We operated just one Whale Watch Cruise on Tuesday — our Wake up with the Whales Cruise. We found a trio of adult Humpbacks (is that called a “tri-pod??) hanging out together offshore of the Mauna Lani/Fairmont Orchid area. These three were on a cycle of 6-8 minute dives, so we got to see a lot of them. Most of the time they were about 250 yards from us, but at least once when they surfaced they surprised us from about 100 yards away. When they sounded each time, they didn’t slip under the water — instead, they lifted their flukes high into the air, giving us some great views of those unique tail patterns.
We deployed the hydrophone twice during this cruise but we didn’t hear much at all…so maybe those male Humpbacks are already heading back to Alaska.

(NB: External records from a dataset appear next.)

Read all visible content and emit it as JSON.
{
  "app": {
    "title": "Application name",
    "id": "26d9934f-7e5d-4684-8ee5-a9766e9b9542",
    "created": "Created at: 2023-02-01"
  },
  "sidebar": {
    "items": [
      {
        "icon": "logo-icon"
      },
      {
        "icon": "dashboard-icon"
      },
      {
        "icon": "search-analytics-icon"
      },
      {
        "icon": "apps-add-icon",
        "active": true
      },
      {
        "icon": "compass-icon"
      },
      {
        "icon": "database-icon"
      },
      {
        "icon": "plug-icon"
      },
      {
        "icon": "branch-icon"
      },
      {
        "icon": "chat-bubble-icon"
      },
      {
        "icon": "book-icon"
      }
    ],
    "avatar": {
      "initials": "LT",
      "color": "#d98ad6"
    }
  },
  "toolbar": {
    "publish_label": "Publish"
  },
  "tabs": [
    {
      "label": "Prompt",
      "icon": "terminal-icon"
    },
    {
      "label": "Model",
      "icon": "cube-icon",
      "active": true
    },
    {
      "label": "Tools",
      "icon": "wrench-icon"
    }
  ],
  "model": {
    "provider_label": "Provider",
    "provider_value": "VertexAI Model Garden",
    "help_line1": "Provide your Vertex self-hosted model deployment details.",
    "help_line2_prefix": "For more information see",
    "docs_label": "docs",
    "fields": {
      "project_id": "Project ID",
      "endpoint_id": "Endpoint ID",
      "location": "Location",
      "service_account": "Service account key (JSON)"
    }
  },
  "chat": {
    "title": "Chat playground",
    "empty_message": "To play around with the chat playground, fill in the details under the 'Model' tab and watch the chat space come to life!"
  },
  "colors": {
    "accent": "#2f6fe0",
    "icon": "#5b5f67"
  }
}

Ocean Sports Whale Fact of the Day: Recently, researchers observing populations of singing male Humpbacks were able to determine that immature males will join mature males in singing. The researchers theorize that the entire Humpback population benefits when more males are singing, suggesting that every voice is important as a means to attract females to the “arena” where the males have congregated. Since we know that the females don’t respond to an individual male’s song – it’s not like a songbird’s song, designed to attract a female and repel other males – the researchers theorize that the Humpbacks’ songs are meant to attract any and all females, which in turn, would increase mating opportunities for mature animals regardless of gender. Though the immature singing males may not get an opportunity to mate, they derive benefits too, since they get to learn the prevailing songs and the social rules of mating.
In case you’re curious, these researchers based their determinations of the whale’s maturity level on its length – 11.2 meters or 36’9” was determined to be the length at which male humpbacks reach sexual maturity…and this cut-off was based on research done by biologists in the US and Japan who were able to determine sexual maturity based on the weight of the whales’ testes.